I don't read or respond to AC posts
I'm not sure if anyone else has posted this idea yet, 'cause I'm way too lazy and tired to read the whole discussion, so I'm just throwing this out there....
It seems kind of sad and pathetic that we need something that "checks incoming mail against the address books of your friends" in an effort to get rid of email from complete strangers....
The internet was supposed to, among a thousand other things that are now long forgotten, get strangers together who shared common bonds of interest or study. Hobbies, ideas, whatever...
sig not found
I am a Brasilian, and as you probably have heard we had invaded orkut. :-) We do love social networks, we are very social, even the most nerd ones here do go out and meet people in bars (ok Brasil is very big, and my experience is most with Rio).
We also love the internet and every new gadget or service. This does not stop us from meeting in bars and in person, just the oposite, I've seen Orkut making people more social and meet more people in person in a few months then in years I have known them. I myself have been put in contact with people I barely seen before, in a way that we can get out more.

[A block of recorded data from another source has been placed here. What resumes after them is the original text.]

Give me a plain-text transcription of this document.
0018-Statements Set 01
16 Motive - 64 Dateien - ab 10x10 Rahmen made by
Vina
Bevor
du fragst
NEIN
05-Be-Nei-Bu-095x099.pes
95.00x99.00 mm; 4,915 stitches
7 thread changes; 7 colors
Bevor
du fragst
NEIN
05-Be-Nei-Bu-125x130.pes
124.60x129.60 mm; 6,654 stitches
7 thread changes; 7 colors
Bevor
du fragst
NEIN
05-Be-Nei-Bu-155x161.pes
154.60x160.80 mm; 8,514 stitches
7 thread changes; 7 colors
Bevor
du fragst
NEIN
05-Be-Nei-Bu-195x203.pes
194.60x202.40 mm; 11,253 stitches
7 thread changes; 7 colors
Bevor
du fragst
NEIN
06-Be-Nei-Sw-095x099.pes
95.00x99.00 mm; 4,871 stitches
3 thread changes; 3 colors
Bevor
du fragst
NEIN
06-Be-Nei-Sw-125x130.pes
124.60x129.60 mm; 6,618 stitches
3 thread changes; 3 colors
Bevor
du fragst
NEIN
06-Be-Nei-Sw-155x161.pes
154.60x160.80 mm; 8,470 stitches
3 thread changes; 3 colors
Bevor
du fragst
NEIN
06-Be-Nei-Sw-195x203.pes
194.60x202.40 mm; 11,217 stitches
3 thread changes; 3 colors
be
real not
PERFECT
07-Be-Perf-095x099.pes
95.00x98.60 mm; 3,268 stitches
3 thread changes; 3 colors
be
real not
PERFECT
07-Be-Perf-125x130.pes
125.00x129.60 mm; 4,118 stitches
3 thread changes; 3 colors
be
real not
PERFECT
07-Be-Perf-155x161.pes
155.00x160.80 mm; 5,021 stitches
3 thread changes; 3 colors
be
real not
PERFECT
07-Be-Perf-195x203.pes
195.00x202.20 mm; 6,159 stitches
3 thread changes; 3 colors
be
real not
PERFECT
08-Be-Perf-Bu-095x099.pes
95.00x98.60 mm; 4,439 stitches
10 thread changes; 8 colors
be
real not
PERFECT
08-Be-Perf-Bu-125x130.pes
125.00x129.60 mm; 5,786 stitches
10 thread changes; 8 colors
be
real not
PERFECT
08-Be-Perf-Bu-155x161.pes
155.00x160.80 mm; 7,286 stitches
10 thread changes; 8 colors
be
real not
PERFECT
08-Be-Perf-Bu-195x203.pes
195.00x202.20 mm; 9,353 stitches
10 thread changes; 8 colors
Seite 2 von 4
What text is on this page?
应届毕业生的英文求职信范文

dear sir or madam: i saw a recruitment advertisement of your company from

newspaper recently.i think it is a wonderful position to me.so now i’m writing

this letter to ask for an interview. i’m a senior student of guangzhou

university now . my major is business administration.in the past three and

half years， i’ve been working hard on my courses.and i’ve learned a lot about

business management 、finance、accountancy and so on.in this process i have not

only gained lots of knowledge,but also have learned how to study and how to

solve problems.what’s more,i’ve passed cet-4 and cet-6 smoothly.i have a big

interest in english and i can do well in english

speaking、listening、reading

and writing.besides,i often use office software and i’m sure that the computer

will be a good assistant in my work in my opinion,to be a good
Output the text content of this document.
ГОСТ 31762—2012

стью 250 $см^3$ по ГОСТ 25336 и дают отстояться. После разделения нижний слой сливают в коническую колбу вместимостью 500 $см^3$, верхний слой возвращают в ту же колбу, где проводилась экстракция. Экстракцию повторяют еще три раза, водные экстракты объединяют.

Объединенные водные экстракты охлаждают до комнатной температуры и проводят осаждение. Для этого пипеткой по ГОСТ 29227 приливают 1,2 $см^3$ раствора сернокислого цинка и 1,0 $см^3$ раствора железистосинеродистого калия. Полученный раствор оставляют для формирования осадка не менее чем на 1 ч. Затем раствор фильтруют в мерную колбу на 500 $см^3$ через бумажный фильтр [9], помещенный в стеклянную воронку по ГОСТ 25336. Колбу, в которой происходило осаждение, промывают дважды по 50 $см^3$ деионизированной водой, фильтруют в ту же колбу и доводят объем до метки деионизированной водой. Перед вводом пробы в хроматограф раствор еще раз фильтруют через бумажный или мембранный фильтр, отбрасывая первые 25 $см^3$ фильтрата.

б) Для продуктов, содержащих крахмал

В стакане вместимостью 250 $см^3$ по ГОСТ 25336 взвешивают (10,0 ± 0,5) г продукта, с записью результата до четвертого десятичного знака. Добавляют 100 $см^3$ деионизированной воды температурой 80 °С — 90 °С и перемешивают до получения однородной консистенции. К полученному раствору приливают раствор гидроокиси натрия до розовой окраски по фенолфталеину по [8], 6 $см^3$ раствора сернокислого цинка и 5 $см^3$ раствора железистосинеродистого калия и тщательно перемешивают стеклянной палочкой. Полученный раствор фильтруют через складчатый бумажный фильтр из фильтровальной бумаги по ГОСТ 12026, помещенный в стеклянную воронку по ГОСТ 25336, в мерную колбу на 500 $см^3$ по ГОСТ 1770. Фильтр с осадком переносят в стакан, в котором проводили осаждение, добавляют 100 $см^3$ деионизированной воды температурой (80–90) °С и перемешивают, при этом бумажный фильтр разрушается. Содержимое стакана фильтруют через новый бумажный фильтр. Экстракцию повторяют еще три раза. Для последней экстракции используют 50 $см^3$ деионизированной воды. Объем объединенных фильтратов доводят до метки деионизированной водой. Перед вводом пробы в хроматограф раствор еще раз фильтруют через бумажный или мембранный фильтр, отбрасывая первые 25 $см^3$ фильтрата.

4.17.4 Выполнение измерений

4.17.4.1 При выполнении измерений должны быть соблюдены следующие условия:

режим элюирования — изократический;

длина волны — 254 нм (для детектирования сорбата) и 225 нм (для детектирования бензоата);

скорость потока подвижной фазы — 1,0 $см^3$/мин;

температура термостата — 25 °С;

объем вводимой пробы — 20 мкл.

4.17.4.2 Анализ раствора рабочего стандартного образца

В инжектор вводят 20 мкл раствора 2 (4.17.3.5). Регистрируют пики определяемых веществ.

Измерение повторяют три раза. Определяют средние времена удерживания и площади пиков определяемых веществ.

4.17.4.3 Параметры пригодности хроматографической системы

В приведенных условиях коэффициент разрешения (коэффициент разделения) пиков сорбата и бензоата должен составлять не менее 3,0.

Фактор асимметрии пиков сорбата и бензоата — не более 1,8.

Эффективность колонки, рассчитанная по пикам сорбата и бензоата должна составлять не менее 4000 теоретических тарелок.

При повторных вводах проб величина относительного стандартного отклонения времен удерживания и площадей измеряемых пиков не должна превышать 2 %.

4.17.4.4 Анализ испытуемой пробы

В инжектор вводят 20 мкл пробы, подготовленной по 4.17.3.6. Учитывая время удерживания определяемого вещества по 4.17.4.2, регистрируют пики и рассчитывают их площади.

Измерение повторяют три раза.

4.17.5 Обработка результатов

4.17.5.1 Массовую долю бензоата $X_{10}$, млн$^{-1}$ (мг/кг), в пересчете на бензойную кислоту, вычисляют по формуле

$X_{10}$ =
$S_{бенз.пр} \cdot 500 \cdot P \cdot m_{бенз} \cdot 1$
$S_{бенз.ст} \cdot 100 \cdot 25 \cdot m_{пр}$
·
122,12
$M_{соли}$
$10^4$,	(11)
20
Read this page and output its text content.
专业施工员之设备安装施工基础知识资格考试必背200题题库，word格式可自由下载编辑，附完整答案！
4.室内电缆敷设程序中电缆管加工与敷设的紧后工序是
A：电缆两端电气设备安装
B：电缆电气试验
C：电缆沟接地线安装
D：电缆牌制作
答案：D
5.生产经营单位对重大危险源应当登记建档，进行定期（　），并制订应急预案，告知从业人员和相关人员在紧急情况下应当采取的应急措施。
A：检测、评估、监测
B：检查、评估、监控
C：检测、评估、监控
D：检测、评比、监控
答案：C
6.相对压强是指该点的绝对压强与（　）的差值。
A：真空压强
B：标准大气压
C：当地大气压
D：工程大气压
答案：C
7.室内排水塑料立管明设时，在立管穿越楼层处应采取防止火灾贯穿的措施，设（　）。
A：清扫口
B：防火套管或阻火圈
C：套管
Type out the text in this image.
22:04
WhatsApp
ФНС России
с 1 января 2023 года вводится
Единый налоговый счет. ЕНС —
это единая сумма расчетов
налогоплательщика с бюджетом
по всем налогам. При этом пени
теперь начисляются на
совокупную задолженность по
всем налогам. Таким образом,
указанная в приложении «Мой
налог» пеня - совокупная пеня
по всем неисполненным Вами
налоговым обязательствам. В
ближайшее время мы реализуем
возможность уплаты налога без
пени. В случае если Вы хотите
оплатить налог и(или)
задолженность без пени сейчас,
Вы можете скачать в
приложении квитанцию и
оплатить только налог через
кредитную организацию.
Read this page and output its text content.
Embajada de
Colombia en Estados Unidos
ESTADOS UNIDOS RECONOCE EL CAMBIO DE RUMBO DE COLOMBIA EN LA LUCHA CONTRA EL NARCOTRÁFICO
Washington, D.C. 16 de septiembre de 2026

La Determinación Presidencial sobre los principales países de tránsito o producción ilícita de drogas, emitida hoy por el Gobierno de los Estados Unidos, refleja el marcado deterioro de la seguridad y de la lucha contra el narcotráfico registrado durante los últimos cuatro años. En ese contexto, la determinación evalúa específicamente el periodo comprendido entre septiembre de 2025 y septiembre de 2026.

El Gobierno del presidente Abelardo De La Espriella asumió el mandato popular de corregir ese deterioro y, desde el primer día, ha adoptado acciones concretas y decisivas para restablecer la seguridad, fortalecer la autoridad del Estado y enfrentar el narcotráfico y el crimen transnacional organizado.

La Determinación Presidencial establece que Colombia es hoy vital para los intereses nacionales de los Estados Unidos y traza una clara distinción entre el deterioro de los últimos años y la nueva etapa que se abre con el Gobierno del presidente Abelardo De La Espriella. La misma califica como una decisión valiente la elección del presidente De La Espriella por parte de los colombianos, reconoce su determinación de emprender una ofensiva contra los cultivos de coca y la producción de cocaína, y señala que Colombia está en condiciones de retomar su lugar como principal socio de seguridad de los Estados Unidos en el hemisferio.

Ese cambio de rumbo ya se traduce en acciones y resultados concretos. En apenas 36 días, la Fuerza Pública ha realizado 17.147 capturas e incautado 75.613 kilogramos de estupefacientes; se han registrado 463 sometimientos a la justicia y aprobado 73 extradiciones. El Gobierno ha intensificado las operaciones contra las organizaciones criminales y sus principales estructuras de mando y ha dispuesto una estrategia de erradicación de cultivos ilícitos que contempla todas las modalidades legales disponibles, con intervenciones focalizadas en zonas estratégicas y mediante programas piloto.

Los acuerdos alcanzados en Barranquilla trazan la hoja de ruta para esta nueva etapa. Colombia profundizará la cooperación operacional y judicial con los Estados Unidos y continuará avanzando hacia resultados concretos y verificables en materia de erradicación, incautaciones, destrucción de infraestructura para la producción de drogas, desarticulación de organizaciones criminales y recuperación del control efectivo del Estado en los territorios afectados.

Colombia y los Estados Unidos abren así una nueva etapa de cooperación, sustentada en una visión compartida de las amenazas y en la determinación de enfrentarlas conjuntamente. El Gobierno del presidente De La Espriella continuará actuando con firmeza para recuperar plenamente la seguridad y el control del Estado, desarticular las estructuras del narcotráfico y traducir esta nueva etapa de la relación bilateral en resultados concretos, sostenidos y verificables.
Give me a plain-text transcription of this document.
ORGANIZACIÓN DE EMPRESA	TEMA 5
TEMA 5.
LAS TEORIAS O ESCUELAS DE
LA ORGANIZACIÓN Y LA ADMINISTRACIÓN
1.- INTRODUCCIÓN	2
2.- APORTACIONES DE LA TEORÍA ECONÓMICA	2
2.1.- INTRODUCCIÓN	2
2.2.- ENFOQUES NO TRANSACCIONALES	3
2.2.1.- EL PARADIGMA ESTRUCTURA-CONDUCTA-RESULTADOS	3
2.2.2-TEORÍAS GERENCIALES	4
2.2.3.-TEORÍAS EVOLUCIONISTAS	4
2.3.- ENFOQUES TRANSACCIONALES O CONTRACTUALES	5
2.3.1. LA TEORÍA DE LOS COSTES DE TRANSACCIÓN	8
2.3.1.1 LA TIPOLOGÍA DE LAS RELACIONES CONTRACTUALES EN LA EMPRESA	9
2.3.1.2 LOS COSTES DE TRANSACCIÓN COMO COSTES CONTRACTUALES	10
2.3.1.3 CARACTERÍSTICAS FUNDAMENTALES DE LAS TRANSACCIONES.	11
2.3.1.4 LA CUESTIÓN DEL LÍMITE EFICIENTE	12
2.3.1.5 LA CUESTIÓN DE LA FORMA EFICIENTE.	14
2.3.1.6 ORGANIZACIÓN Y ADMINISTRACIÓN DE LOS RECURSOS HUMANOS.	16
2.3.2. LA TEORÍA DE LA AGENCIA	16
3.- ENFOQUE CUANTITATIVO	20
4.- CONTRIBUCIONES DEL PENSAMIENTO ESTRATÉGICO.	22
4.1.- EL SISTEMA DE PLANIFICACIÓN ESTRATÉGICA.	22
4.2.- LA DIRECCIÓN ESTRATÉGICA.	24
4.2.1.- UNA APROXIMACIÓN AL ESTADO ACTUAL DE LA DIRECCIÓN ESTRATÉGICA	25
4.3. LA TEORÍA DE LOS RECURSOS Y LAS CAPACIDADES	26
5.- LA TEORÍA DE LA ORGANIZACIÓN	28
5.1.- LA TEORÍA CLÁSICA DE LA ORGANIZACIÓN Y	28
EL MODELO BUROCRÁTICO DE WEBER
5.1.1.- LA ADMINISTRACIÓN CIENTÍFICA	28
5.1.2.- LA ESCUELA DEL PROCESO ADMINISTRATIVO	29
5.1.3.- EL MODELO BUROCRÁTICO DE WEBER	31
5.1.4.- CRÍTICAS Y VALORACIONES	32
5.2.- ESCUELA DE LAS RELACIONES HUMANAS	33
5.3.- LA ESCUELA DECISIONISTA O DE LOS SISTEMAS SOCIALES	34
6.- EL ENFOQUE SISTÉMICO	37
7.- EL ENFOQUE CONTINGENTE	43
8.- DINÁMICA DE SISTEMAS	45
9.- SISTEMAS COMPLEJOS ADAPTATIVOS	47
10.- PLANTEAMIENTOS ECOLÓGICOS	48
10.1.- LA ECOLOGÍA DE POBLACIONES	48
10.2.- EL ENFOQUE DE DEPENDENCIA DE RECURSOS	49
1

All that said is just to show that the problem you're ranting about, witch I do believe it is a real problem, is not the fault of social networks or intenet chats that help people meet on-line, but really more of a cultural or even a personal problem (some people simply are afraid of meeting other people).
Ps. I hate orkut, it is buggy as hell and almost useless. The only good thing it has is the mass of people they have. Otherwise it is a really crap, almost aways out of service.